Seeing through the screen -- the truth about your genealogy

When I was young I was often fascinated with the visual effect of staring through a window screen. If you focused your eyes just right, the screen could appear to be a solid surface. But if you looked beyond the screen, the outside world became visible. Sometimes in research, especially in genealogy, we need to see through the screen to the larger world outside of our family. Once we have seen the world, we can then refocus on the screen (our family) with renewed insight. Most of our "brick walls" are really window screens in disguise.

No one lives in vacuum. One question was raised recently by a friend about his immigrant ancestor. His own personal brick wall. It turns out that this particular ancestor is Norwegian and immigrated in the latter part of the 1800s. Knowing the extent of genealogical records from Norway and other Scandinavian countries, I expressed surprised at his dilemma. To him, the Norwegian immigrant was a brick wall, to me, the immigrant was immediately a window screen. He was focusing on the screen, I immediately focused on the world beyond.
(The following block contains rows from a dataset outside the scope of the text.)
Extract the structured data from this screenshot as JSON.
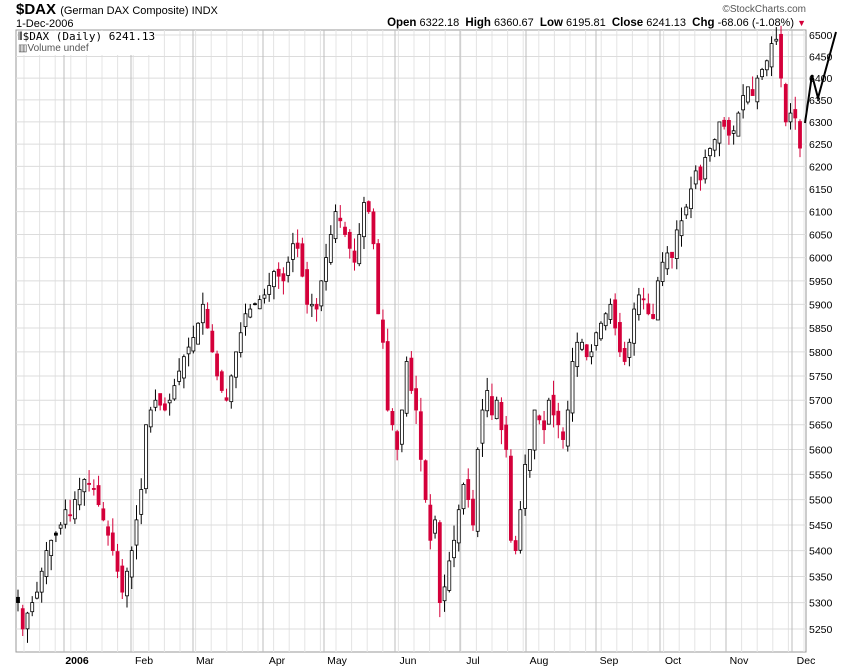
{
  "header": {
    "symbol": "$DAX",
    "name": "(German DAX Composite) INDX",
    "date": "1-Dec-2006",
    "copyright": "©StockCharts.com",
    "open_label": "Open",
    "open": "6322.18",
    "high_label": "High",
    "high": "6360.67",
    "low_label": "Low",
    "low": "6195.81",
    "close_label": "Close",
    "close": "6241.13",
    "chg_label": "Chg",
    "chg": "-68.06 (-1.08%)",
    "down_color": "#d4003a"
  },
  "legend": {
    "series": "$DAX (Daily) 6241.13",
    "volume": "Volume undef"
  },
  "chart_data": {
    "type": "candlestick",
    "title": "$DAX (German DAX Composite) INDX",
    "scale": "log",
    "ylim": [
      5200,
      6500
    ],
    "yticks": [
      6500,
      6450,
      6400,
      6350,
      6300,
      6250,
      6200,
      6150,
      6100,
      6050,
      6000,
      5950,
      5900,
      5850,
      5800,
      5750,
      5700,
      5650,
      5600,
      5550,
      5500,
      5450,
      5400,
      5350,
      5300,
      5250
    ],
    "xticks": [
      "2006",
      "Feb",
      "Mar",
      "Apr",
      "May",
      "Jun",
      "Jul",
      "Aug",
      "Sep",
      "Oct",
      "Nov",
      "Dec"
    ],
    "grid": true,
    "up_color": "#000000",
    "down_color": "#d4003a",
    "closes": [
      5300,
      5250,
      5280,
      5300,
      5320,
      5360,
      5400,
      5420,
      5430,
      5450,
      5480,
      5470,
      5500,
      5520,
      5540,
      5530,
      5520,
      5490,
      5460,
      5430,
      5400,
      5360,
      5320,
      5360,
      5400,
      5460,
      5520,
      5650,
      5680,
      5700,
      5690,
      5680,
      5700,
      5730,
      5760,
      5790,
      5810,
      5830,
      5860,
      5900,
      5850,
      5800,
      5750,
      5720,
      5700,
      5750,
      5800,
      5840,
      5880,
      5890,
      5900,
      5910,
      5920,
      5940,
      5970,
      5960,
      5950,
      5990,
      6030,
      6020,
      5960,
      5900,
      5900,
      5890,
      5950,
      6000,
      6050,
      6100,
      6080,
      6050,
      6020,
      5990,
      6050,
      6120,
      6100,
      6030,
      5880,
      5820,
      5680,
      5650,
      5600,
      5680,
      5780,
      5720,
      5680,
      5580,
      5500,
      5420,
      5460,
      5300,
      5330,
      5380,
      5420,
      5480,
      5530,
      5500,
      5450,
      5600,
      5680,
      5720,
      5670,
      5700,
      5640,
      5600,
      5420,
      5400,
      5480,
      5570,
      5600,
      5680,
      5660,
      5640,
      5700,
      5670,
      5650,
      5620,
      5680,
      5780,
      5820,
      5820,
      5790,
      5800,
      5840,
      5860,
      5880,
      5900,
      5850,
      5800,
      5780,
      5820,
      5890,
      5920,
      5910,
      5880,
      5870,
      5950,
      5990,
      6010,
      6000,
      6060,
      6080,
      6110,
      6150,
      6190,
      6170,
      6220,
      6240,
      6260,
      6300,
      6290,
      6270,
      6280,
      6320,
      6360,
      6380,
      6360,
      6400,
      6420,
      6440,
      6480,
      6490,
      6400,
      6300,
      6320,
      6309,
      6241
    ]
  }
}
As an example of the world beyond the screen, especially for Norway, I would refer you to the FamilySearch Research Wiki on Norway. Reviewing the resources offered, gives a really good example of seeing beyond the screen with the Sogn og Fjordane Fylkeskommune -- Fylkesarkivet website. As the site says:
Fylkesarkivet also offers many other entry ways to local history – through themes and organized resources from the following domains:
• Music, film and oral tradition
• Municipal archive catalogues from the whole county
• Private archives
• Emigration to America
• Biographical and genealogical source materials
At our webpage we have organised and made available many governmental archive series which are kept in national archives. These include the oldest church registers, population censuses, census registrations, shift register, register of mortgages and land registers. In conjunction with the remainder of the historical documents such as photos, emigration records and the farm name encyclopaedia, these archive series constitute rich source materials well suited for biographical and genealogical research. (spelling in original)
Do you see what I mean by looking beyond the screen? And what's more important nearly all of the Norwegian records are free online (i.e. not yet purchased by Ancestry.com!).

By the way, you have never seen a detailed map if you haven't looked at the Fylkesatlas Sogn og Fjordane.